Pyrometer Helper: Tire Inventory, Heat Cycles & a Month of Updates

Thirty versions since the first post: tire inventory with heat cycles, mixed TPMS protocols, a background pressure monitor with real charts, and a paint-marker color system.

From 4.26 to 4.57 in a month

When I first posted about the app it did tire temps, pressures, and corner weights. A month of track days later it’s grown a tire inventory, heat-cycle tracking, an all-day pressure monitor, and a color system built around paint markers. There’s now a proper user manual too. Here’s what changed.

Tire inventory + heat cycles

The big one. Each physical tire is now a record in the app: heat-cycle count, which corners it ran, compound, age.

Tire inventory ADD SET builds “name #1…#4” in one tap and binds the sensors currently on your corners.

Cycles log themselves three ways — the background monitor spots the on-track heat-up/cool-down, a hot pressure sync counts one, or you tap +CYCLE manually (as many times as you need to back-fill a known history). The automatic paths dedupe within a 10-minute window so one session never double-counts, and the corner is recorded on every cycle, so a tire’s card reads LF×2 RF×2 after a weekend of rotations without you telling it anything.

The trick that makes it work: a TPMS sensor is a movable pointer to a tire. Internal sensors stay with their tire forever; external screw-ons get re-pointed when they move. The app resolves corner → valve-stem color → sensor → tire live, every time.

The paint-marker color system

I color-code valve stems with Posca PC-3M markers, so the app’s color list now is my marker kit — fourteen presets matched to the actual marker pigments (316 red, 311 blue, 308 purple, 324 black…), plus a + SPLIT picker for two-tone stems like the Red/White spare.

TPMS setup Tag a sensor once, map colors to corners. Rotation = re-point the colors, done.

Tesla sensor support is gone (I don’t run them; that rabbit hole got its own post) — replaced by DJTPMS support alongside Zeepin, and the protocol is now stored per sensor, so a car can mix brands corner-to-corner. The decode auto-detects when you bind.

Background monitor with real charts

Monitor live grid Color-tagged live corners; tap any wheel or logged run for dual-axis charts.

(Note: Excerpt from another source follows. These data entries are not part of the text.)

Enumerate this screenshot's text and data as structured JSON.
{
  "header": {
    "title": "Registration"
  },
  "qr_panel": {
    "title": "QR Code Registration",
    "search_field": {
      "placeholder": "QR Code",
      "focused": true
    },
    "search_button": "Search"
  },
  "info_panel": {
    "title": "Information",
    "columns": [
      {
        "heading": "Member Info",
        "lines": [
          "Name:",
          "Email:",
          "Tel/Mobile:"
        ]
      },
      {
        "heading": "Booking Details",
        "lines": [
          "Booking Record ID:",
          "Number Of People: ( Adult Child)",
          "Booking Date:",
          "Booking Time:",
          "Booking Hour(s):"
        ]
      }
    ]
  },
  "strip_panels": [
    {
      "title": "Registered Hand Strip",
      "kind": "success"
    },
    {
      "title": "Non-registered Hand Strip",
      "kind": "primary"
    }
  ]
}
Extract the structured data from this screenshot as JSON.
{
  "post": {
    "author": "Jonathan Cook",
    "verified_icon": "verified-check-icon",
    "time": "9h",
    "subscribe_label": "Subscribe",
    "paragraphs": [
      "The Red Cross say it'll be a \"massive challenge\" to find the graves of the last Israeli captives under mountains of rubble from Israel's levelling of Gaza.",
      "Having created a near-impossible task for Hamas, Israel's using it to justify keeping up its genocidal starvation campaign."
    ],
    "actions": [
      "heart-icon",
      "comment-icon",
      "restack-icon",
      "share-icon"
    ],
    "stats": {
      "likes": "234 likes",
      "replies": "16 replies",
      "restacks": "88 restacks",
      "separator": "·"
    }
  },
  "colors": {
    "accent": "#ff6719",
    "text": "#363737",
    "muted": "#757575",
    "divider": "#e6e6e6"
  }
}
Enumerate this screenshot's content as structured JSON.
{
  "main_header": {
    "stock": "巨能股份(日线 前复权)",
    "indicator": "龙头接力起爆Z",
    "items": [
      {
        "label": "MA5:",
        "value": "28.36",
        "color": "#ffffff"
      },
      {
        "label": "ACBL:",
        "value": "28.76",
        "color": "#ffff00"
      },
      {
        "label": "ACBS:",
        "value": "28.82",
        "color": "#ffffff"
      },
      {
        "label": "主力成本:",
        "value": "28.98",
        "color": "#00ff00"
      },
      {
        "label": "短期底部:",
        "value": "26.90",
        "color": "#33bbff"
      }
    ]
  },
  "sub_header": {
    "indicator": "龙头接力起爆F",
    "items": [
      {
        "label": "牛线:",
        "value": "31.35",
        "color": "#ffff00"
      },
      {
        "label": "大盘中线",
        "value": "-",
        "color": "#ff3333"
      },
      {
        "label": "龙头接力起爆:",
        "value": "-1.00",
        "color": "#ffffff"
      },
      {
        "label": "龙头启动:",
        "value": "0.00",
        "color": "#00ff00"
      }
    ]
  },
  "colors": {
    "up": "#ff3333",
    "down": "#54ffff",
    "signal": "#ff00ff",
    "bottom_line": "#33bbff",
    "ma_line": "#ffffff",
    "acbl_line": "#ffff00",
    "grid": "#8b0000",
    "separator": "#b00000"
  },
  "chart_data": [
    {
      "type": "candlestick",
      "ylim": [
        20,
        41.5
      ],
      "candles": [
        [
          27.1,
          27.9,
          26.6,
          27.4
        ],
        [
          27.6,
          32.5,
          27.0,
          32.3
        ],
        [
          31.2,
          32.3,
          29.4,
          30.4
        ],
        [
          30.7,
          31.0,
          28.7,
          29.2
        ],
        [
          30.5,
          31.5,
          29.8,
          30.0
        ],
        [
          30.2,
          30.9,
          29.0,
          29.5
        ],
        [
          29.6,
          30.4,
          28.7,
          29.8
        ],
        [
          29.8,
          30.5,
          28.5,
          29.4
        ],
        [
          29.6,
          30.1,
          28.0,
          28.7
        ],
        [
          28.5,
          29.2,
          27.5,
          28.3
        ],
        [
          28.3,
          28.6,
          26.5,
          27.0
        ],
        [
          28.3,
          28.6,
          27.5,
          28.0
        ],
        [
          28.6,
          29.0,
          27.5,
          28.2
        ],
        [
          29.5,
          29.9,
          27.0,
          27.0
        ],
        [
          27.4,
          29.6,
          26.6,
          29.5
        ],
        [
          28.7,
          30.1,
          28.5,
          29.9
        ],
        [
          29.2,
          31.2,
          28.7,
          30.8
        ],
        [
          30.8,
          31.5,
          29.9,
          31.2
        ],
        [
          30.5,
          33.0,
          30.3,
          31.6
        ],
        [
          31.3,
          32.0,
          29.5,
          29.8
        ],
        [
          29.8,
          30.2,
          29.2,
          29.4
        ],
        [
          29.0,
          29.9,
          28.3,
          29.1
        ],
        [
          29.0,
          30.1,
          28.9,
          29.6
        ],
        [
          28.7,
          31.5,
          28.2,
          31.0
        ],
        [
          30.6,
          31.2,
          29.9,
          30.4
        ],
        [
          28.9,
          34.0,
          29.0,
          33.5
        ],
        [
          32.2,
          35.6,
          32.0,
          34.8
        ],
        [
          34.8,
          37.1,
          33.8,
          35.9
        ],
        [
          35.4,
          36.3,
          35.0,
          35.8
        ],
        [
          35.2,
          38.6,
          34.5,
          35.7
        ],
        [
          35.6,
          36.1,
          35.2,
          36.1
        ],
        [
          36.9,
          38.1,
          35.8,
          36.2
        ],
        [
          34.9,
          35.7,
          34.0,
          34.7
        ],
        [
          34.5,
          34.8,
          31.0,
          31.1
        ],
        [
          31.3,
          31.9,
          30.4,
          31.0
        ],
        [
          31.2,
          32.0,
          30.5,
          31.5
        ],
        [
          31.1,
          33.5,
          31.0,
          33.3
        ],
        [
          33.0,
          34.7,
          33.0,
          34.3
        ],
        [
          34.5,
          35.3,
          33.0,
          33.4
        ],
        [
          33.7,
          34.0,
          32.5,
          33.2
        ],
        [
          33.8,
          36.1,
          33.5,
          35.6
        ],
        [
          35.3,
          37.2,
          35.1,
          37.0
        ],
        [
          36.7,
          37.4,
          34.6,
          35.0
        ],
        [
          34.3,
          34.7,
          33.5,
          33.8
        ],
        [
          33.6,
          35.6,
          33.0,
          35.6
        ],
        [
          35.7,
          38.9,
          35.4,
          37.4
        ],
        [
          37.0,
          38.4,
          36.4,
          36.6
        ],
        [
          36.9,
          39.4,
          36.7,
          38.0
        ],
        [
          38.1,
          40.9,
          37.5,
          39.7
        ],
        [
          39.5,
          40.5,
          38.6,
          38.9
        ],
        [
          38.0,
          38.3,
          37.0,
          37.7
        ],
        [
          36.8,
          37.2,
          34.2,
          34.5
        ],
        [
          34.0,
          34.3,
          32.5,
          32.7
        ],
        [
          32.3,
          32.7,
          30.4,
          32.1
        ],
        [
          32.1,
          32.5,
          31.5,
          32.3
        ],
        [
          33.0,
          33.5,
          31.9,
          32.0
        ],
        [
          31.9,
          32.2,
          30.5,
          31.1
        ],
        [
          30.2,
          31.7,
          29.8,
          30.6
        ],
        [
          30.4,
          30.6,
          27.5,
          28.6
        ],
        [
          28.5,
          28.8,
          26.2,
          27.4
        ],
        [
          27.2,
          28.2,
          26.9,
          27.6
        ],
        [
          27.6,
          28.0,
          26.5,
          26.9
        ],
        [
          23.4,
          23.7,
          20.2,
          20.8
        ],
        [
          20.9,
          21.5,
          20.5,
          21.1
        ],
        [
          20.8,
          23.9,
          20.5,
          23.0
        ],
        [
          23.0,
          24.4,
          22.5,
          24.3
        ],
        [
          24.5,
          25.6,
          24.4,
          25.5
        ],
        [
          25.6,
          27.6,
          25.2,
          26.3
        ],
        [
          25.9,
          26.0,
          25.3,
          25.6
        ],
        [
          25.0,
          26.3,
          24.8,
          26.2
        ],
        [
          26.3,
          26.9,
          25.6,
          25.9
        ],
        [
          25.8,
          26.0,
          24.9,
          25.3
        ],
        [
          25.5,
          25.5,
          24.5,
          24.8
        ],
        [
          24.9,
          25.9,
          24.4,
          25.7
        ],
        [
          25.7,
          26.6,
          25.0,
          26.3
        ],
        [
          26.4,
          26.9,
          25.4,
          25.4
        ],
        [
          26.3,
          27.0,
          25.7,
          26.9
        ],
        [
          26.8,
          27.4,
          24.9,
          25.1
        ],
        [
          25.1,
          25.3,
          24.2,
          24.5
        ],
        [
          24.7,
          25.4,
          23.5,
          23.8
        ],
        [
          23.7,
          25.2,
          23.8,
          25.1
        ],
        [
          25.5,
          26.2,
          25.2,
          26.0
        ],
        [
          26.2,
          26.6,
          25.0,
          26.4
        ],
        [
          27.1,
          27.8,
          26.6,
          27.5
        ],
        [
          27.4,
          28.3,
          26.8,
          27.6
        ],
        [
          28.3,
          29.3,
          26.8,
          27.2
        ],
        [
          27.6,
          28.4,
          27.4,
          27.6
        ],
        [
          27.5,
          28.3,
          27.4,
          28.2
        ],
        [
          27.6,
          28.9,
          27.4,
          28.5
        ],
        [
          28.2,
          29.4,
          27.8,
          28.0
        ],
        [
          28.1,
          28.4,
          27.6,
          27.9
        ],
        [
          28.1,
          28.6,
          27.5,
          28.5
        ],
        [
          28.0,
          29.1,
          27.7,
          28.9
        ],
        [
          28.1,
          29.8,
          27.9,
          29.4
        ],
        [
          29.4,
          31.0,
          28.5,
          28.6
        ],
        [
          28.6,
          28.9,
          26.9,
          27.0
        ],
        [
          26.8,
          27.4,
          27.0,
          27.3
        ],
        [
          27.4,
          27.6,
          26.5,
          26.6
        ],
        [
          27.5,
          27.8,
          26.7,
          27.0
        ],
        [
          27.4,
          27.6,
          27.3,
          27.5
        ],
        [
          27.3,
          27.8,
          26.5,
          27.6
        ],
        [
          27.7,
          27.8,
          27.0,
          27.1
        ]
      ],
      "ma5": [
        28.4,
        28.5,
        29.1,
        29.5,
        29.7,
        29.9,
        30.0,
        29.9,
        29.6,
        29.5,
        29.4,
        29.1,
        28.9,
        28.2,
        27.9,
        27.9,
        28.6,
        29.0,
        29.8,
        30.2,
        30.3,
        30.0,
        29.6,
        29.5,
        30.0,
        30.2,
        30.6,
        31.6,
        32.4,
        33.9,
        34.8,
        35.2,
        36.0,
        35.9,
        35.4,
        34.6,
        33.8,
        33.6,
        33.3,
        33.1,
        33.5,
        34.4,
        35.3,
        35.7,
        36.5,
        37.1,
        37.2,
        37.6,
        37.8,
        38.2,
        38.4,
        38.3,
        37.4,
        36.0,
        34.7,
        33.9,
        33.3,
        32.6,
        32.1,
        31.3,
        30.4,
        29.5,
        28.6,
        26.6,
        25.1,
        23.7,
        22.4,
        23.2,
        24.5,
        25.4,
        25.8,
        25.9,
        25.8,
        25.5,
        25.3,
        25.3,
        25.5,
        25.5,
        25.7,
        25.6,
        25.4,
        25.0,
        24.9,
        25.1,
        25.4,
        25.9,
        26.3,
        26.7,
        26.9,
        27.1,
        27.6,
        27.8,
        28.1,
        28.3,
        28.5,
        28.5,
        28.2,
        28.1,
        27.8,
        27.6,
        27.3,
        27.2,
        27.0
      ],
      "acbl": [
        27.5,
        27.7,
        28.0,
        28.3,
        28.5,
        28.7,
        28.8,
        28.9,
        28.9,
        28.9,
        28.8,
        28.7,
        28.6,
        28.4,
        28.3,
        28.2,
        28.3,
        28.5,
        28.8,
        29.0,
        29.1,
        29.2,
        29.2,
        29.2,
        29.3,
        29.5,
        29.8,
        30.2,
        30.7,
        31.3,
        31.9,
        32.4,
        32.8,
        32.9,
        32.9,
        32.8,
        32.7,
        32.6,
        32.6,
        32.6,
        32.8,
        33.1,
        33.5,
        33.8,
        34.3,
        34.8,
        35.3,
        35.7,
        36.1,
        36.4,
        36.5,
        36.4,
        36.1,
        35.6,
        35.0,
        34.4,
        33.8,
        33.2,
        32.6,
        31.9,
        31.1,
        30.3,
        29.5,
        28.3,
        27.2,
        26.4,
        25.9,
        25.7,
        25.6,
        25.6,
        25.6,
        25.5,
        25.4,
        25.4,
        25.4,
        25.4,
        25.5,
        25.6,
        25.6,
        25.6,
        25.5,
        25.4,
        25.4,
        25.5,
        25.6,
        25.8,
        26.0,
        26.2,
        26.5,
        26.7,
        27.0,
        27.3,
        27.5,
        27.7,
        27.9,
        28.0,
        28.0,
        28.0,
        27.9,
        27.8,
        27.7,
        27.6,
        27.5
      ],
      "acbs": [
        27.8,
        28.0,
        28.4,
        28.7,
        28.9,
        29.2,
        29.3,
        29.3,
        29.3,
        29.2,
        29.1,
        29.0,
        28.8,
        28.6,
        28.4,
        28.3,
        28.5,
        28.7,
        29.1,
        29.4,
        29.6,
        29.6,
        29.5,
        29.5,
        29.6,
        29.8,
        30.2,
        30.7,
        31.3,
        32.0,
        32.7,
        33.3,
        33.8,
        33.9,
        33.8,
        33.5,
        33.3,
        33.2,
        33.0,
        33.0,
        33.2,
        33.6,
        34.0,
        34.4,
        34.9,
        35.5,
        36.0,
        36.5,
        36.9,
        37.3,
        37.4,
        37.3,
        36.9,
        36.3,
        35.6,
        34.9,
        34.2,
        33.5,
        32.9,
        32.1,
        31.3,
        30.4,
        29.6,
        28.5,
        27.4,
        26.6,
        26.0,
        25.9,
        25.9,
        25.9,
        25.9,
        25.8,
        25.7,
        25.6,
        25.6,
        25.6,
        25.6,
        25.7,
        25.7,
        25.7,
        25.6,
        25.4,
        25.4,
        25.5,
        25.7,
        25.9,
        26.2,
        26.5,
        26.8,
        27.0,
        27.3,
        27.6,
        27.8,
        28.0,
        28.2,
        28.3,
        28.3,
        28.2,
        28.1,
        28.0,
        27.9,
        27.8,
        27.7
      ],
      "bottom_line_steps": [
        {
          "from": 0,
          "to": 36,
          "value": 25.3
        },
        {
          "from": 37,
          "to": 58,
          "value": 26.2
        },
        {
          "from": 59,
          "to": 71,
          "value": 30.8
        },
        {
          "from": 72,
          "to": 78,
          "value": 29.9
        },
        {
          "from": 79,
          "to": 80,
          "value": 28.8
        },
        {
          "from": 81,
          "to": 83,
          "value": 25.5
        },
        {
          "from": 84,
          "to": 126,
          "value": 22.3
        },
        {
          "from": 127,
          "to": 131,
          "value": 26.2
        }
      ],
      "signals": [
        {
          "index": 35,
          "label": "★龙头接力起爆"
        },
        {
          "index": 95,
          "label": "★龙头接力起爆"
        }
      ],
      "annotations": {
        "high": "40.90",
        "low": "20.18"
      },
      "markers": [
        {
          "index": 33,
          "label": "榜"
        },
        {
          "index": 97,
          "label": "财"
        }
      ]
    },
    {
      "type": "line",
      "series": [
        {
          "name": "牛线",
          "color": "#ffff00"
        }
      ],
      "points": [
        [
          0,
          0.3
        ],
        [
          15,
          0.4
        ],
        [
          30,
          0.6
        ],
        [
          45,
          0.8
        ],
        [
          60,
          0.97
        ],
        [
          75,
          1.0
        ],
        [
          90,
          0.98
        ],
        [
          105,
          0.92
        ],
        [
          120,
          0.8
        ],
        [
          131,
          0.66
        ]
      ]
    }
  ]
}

MON logs psi/°F all day from a foreground service, ported from my standalone monitor app experiments. New since then: tap-through charts (pressure + temperature, dual axis, min/max marked) with a real elapsed-time axis, CSV export per run, and it now doubles as the heat-cycle detector.

Sessions got smarter

Session card Each corner block shows which inventory tire is on it — resolved through the sensor chain.

  • The log is grouped track → day → session, collapsible, because six readings a day made a flat list useless.
  • New sessions inherit the last session’s whole setup, auto-number themselves, and auto-fill the tire set from what’s mounted.
  • The track name fills itself from a bundled offline list of ~1,900 circuits (Wikidata), with an OpenStreetMap fallback when there’s signal.
  • Set one hot target per tire model and the app derives bleed amounts and a predicted cold start pressure from your own logged cold→hot rise — ambient-aware, so morning and afternoon predictions don’t pollute each other.
  • A tread heatmap on every card makes camber/pressure asymmetry visible at a glance.

Quality of life

A pile of small stuff from dogfooding at NCCAR: every destructive action (sessions, runs, tires, calibrations, checklists, car reset) now confirms first; blank corners show a dash instead of a fake 0.0%; the settings menu split app-wide items from per-car targets; theme follows the system if you want; and the Daylight palette stays the default because pit lanes are bright.

Full setup and workflow docs are in the user manual. Play Store release is still the plan once the listing paperwork is done.